O projeto começou com a ideia de uma canção, proposta por Frigatti, a partir do poema de Poe. “A direção do festival me sugeriu transformar numa ópera de até meia hora”, conta o compositor diretamente de Swidnik, na Polônia, onde mora – e onde estudou com ninguém menos que Krzysztof Penderecki. “Em seguida, propuseram que fosse uma animação, e eu achei fantástico. Existem adaptações de óperas para animação, mas não sei de nenhuma especialmente escrita para esse formato.” Uma curiosidade: a ópera, aliás, havia entrado definitivamente na vida do compositor quando se casou com a polonesa Paulina Łuciuk Frigatti, cantora e também compositora de óperas, que esteve em São Paulo para um período de estudo na Academia de Ópera do Theatro São Pedro, onde cantou em várias produções. “Ela é minha consultora pessoal de escrita para voz. Então, tem um dedinho dela no Corvo”, conta.

Cena da ópera animação ‘O corvo’ [Divulgação]
Cena da ópera animação ‘O corvo’ [Divulgação]

A perda como temática não é novidade para o compositor brasileiro, que considera os tripés de seu trabalho o experimentalismo, a espiritualidade e a referência da música brasileira. “Claro que na pandemia a perda ganhou outro significado. E meu mestre Penderecki me dizia para trabalhar com textos clássicos. Por isso, escolhi o poema do Poe e há citações à Eneida, para lembrar o trecho em que Enéas conhece e abandona a Dido e ela se mata”, explica Frigatti. “Há o luto e o sentimento de culpa que atravessam a obra”, completa. 

A diretora de arte Giorgia Massetani, italiana radicada no Brasil, conta que tem como recordação de infância marcante o longa Fantasia, de Walt Disney, “pela relação entre som e imagem”. Ela traz à conversa também o artista visual sul-africano William Kentridge, que faz direção e cenário de óperas – uma delas inclusive, a montagem da Metropolitan Opera de Nova York de O Nariz, de Shostakovich, estrelado pelo brasileiro Paulo Szot. 

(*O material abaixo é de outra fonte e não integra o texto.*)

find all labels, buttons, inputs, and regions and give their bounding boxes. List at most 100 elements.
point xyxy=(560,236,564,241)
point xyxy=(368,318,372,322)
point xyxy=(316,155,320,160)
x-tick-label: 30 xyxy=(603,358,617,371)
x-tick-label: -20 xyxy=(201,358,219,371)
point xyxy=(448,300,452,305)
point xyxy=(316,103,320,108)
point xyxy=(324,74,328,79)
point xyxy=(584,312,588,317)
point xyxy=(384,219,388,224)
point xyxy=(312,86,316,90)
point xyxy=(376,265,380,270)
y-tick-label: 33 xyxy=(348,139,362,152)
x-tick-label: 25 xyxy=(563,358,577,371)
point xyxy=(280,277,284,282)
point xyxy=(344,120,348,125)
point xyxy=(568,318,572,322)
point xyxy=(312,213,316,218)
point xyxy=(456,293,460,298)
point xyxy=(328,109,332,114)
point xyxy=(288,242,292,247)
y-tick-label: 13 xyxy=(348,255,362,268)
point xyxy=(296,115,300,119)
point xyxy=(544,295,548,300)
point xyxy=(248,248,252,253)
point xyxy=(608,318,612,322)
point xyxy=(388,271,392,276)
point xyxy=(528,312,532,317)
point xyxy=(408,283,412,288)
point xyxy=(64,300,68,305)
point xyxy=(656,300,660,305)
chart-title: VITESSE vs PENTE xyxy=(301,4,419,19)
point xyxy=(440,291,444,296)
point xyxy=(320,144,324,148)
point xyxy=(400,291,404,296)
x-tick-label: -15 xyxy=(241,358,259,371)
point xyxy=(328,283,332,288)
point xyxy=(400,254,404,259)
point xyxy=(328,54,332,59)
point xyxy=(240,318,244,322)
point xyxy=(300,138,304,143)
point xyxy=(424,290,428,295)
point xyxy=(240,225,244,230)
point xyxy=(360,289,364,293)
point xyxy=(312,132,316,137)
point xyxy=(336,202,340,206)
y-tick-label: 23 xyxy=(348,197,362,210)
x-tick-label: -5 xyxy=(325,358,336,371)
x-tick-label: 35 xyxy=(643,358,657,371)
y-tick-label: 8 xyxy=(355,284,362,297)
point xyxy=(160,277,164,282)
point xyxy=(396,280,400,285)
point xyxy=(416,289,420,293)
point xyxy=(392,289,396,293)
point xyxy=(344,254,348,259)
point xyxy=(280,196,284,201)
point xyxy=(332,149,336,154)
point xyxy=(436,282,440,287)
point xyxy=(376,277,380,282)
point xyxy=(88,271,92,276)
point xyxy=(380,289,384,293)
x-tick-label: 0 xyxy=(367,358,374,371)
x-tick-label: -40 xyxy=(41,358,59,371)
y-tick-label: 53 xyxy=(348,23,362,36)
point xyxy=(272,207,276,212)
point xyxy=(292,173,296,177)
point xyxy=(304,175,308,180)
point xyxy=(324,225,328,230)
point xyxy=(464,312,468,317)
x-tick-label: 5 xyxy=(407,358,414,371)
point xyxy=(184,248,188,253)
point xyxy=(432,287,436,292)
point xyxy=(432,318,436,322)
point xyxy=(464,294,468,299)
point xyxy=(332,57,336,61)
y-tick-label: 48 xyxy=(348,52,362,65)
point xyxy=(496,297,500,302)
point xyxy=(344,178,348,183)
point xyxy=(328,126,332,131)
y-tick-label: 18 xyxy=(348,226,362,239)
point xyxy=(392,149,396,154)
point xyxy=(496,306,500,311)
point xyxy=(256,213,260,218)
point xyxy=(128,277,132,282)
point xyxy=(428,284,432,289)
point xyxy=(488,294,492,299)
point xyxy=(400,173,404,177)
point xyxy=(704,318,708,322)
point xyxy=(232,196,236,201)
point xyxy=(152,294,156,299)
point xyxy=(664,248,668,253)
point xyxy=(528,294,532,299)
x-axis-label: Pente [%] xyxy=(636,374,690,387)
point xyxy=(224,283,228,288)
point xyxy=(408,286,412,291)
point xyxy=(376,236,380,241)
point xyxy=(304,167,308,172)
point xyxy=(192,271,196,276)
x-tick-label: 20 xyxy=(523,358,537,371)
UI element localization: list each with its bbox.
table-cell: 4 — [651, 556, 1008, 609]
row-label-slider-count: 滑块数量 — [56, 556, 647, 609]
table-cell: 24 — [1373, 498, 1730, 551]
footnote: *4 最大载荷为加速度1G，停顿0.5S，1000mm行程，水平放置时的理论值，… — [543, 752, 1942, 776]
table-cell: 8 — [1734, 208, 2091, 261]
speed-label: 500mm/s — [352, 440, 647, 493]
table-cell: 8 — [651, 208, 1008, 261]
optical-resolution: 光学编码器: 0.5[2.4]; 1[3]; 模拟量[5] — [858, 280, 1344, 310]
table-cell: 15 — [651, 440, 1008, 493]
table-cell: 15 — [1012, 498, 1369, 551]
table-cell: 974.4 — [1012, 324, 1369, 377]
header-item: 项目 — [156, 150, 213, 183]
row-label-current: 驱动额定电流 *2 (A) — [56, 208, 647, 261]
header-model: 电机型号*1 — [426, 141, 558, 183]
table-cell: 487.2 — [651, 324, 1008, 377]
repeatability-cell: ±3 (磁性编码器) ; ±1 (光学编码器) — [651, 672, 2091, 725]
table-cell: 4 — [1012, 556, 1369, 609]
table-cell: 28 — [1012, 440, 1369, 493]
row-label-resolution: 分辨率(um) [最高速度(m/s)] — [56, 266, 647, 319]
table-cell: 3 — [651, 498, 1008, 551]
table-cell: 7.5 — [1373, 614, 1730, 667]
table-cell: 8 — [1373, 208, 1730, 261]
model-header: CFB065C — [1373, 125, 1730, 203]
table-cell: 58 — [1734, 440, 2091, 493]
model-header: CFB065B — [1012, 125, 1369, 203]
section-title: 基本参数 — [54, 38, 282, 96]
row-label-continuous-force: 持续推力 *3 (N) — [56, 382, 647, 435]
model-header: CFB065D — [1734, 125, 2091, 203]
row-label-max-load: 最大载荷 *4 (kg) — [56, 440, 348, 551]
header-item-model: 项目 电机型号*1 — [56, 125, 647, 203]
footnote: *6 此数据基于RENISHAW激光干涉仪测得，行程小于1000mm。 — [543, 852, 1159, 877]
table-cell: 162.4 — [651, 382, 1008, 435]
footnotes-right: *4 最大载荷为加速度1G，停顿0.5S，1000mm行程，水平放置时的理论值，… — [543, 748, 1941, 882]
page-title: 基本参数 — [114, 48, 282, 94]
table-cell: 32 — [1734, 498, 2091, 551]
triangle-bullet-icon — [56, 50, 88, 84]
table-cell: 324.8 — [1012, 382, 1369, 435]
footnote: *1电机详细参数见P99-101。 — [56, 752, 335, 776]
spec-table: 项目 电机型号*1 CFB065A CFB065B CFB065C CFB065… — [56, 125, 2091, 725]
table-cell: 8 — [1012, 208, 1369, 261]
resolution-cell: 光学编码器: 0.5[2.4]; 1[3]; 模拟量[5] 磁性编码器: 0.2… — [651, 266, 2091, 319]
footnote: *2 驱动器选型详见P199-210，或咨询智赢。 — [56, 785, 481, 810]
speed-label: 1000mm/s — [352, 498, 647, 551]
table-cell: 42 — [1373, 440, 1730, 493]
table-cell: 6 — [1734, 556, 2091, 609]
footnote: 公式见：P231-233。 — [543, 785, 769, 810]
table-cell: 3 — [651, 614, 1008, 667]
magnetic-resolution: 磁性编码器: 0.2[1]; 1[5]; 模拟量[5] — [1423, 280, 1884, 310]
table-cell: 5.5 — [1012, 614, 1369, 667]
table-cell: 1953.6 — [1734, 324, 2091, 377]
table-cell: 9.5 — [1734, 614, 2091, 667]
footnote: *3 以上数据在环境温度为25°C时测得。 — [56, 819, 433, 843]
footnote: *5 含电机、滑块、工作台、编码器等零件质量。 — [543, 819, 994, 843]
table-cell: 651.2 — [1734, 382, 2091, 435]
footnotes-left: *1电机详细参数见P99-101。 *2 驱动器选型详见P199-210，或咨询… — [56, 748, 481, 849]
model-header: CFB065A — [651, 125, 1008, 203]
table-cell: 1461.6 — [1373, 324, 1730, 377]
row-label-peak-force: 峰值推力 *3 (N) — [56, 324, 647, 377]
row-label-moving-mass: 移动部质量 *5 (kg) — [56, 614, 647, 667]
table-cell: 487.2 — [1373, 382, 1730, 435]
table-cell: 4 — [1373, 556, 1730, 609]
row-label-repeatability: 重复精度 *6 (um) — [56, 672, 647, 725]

“Estamos nos primeiros momentos de numa nova era de novos formatos, de novas possibilidades técnicas, com equipamentos mais leves e potentes, por exemplo”. Giorgia também é responsável pelos desenhos de O corvo.

Usando a técnica de colagem – com elementos fotografados/filmados e aplicados na animação – Ana Luisa constrói o visual de noite tempestuosa, pássaro agourento e saudade dolorosa. Toda a animação segue o tom do pesadelo – cores escuras, imagens fantasmagóricas, delírios. 

“Gosto de ópera, mas nunca tinha trabalhado com o gênero. Eu ficava muito emocionada quando ia colocar as cenas no lugar, com a música”, confessa Ana Luisa. “É muito tocante. O desafio foi imenso, os animadores toparam essa empreitada de criar imaginando onde iam ficar as vozes e o produto final com orquestra.”  A gravação com a Amazonas Filarmônica e o Coral do Amazonas, regidos por Marcelo de Jesus e Otávio Simões, foi feita em Manaus; o tenor Giovanni Tristacci colocou a voz em São Paulo. 

“Claro que o impacto da ópera ao vivo é insubstituível”, reconhece Eduardo Frigatti. “Entre a orquestra e o público não há mediador, é o som direto. Mas fazemos o que o momento exige, e quem sabe depois O corvo chegue ao palco. Tive um professor que dizia: ‘todo mundo gosta de ópera, só não sabe’. Eu concordo inteiramente com ele.” Giorgia retoma a questão: “Amo palco, coxia, central técnica, plateia, mas estou feliz pela possibilidade de nos embrenharmos por esse formato, que segue uma transição muito enriquecedora.”

E, com uma ópera em animação, pode ser que muito mais gente descubra, portanto, que gosta de ópera e não sabia.